The right to die movement? When death become a right? We are all going to die. Death is a biological certainty.  Death is not a right but part of the life cycle. Like Chochinov I believe we need to have a vibrant national debate about how we deal with the end of life. I agree we need to foster a constructive discussion. Jack Kevorkian put this discussion on the front page of every newspaper in the nation in the 1990s.  Kevorkian, unknown to many young college students, was a polarizing figure--a ghoul really.  He was a polarizing influence. Who I wonder can bridge the gap between people such as myself who oppose assisted suicide and those that fiercely advocate for it in the form of state laws and the push for VSED as a viable final solution.  Is it even possible to build a bridge between two mutually antagonistic groups? When I read the rhetoric on both sides I think any sort of common ground will never be found. I hope I am wrong. I am however convinced of one thing: framing end of life, death itself, as a right and forming a right to die movement is inherently wrong.  In short, I second Chochinov's call for better medical training and pain management and more--more as in teaching physicians to be kind and compassionate to the patients they treat who are approaching the end of their life or are mere hours from death.  This is hard work. Emotional labor too few physicians are willing to engage in. Now that is subject worthy of sinking our collective teeth into.


Alex Schadenberg said...

I agree with your comments completely. I think you have hit the nail on its head.

Michael Watson said...

I agree that the real issues are not, for the most part being addressed. One of those is a medical system that fears death, which, paradoxically, creates situations of great suffering and the fear that we will be kept alive long after our quality of life has gone.

Thaddeus Mason Pope, JD, PhD said...

Bill, I think there is common ground. I understand your concern is about prejudice-driven coercion and manipulation do use VSED or AID to hasten death.

If that is the concern, then safeguards can be implemented. But others want to wholly deny these options to those who want them.

william Peace said...

Michael, I think my views are out of the norm having spent so much time on neurological wards as a chid when death was the norm. Death is inevitable and not something to be feared. All one can do is get the most out of life on a daily basis.
Thaddeus, My concerns as you know are varied and I do worry about coercion. To reduce my concerns to be simply about safe guards is far too narrow in scope. I would also suggest safeguards too often fail to protect vulnerable people.

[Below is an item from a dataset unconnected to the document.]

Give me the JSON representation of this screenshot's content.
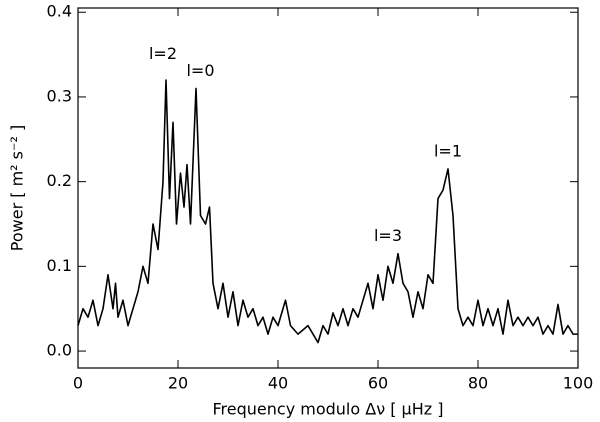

Safeguards did not protect Ashley X was surgically sterilized and growth was attenuated. Safe guards did not protect Christina Symanski who experienced a slow painful death via VSED. SCI is not a terminal illness but it was deemed as such. I have dread your recent easy on VSED and remain deeply skeptical.

Unknown said...

I believe that you and Thaddeus Pope both ignore the fact that medical treatment that supports the "right to die" and the "right to live" are not civil or legal rights settled in law.

The elderly/disabled on Medicare/Medicaid are targeted by Medicare and Big Insurance for end-of-life savings and the law on the books is not protecting us.

Passive euthanasia by way of unilateral covert/overt DNR code status for the elderly/disabled on Medicare/Medicaid is already a reality when hospitals are NOT being reimbursed by Medicare/Medicaid for life-extending and life-saving treatments.

Assisted Death that undermines laws against "assisted suicide" by providing the appearance of state-sponsored sanction of suicide just opens the door wider to overt state-sponsored euthanasia of the elderly/disabled for fiscal expediency.

End of Life has been Hijacked for the Fiscal Expediency of the State and Medicare and its private for-profit Big Insurance partners.

All of this talk about "choice" is just a red herring that diverts attention from actual practices.

william Peace said...

Carol, Great comment. I would suggest people are given the illusion of choice and not legitimate agency in old age, terminal illness and disability. You are also correct insurance companies wish we did not exist.